Je n'arrive toujours pas à croire que l'on m'ait rappelée! Me dis-je assise dans le hall d'entrée de l'immeuble victorien où se trouve le magazine qui a répondu à ma candidature. Avec tous les cv que j'ai envoyée, c'est le seul coup de fil que j'ai reçu! Je revois encore Jane et John me regardant avec pitié, en train d'attendre près du téléphone. Lorsque la sonnerie a retentit, j'ai tout de suite su que c'était pour moi et je ne me suis pas trompée. Bon, je n'ai jamais entendu parler de ce "Sharp Magazine" mais peut importe, tout ce qui compte, c'est qu'un journal à Londres veuille bien me donner ma chance.
Quand j'ai réussi à décrocher mon stage au journal local, mon père à voulu empêcher le rédacteur de m'embaucher, car une jeune fille journaliste dans la famille, ce serait pire que le choléra selon lui! Il a fallu toute la diplomatie de ma mère pour l'en dissuader.

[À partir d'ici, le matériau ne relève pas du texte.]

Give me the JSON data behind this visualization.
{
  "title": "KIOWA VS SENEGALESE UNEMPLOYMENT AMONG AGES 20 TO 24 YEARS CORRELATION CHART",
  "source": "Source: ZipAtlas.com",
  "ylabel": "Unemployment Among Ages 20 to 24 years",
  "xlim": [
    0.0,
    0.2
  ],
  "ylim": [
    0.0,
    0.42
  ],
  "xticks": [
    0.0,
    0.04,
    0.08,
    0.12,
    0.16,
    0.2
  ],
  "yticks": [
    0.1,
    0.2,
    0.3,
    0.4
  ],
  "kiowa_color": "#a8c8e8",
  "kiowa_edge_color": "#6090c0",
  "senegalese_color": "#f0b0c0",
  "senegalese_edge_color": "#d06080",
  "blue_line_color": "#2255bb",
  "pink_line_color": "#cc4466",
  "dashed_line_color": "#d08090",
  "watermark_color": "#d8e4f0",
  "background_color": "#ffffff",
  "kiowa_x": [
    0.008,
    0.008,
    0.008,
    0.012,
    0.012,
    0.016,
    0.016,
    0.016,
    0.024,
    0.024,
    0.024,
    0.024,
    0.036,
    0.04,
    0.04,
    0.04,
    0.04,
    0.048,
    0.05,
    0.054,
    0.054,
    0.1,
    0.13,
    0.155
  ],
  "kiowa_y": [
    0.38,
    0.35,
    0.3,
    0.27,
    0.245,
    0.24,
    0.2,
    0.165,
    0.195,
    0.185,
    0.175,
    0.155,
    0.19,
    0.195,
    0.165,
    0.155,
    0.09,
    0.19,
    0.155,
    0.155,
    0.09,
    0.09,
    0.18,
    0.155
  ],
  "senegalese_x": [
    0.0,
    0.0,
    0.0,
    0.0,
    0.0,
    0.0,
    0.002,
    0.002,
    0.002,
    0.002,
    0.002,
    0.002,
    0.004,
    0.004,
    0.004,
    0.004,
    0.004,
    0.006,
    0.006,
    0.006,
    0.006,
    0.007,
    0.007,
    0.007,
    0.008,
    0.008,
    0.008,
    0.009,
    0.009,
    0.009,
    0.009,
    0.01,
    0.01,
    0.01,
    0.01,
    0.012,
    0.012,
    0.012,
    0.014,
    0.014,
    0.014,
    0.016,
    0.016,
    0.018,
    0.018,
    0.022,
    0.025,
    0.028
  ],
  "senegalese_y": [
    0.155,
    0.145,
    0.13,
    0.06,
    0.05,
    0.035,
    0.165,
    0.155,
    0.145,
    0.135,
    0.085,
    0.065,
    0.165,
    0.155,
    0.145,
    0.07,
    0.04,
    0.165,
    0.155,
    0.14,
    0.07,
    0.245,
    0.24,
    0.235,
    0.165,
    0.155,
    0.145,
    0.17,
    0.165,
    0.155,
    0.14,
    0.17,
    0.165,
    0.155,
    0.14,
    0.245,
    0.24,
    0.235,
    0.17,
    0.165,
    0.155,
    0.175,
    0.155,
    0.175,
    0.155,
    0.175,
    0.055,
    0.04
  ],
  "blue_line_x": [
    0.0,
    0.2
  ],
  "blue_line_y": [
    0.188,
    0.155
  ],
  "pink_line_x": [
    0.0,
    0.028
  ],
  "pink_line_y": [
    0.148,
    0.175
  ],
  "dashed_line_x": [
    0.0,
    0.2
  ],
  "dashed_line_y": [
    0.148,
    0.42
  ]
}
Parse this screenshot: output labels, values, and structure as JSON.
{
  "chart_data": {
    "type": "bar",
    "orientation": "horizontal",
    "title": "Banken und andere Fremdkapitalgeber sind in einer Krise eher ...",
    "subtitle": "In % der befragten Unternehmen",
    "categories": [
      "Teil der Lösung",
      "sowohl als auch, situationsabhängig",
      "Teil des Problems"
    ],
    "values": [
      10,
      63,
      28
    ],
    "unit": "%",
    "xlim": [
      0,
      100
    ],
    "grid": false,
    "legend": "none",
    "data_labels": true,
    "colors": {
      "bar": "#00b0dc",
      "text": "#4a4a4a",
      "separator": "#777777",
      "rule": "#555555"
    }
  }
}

C'est la troisième fois que je me débrouille vraiment toute seule: la fac, le stage et maintenant peut-être mon premier emploi... Soudain, les sarcasmes de cet Andrew Winston, me reviennent en mémoire : " Nous jouissons tous ici des connexions de nos parents..." Parlez pour vous mon cher! Ces petites victoires me montre que je suis le bon chemin, celui que je me suis tracé moi-même.
Une jeune femme blonde, les cheveux coupés à la garçonne et à l'allure élégante, vient me chercher sur ma chaise.
Emily : "Mademoiselle Bedington, nous sommes près à vous recevoir." dit-elle poliment.
Amélia : "Merci."
Je la suis et nous traversons un grand espace pleins de bureaux. Les personnes présente s'affairent dans une certaine excitation: ils téléphones, écrivent des notes sur des machines à écrire, discutent bruyamment... Nous arrivons jusqu'à l'entrée d'un des deux seuls bureaux dotés d'une porte, elle frappe puis m'ouvre sans attendre de réponse. Elle me laisse entrer et referme derrière moi une fois que je suis à l'intérieur. J'ai à peine le temps de me détendre car je reconnais immédiatement l'homme assis au bureau juste devant moi. Il a ce sourire énigmatique qui n'a cessé de m'agacer lors de cette funeste soirée de chasse.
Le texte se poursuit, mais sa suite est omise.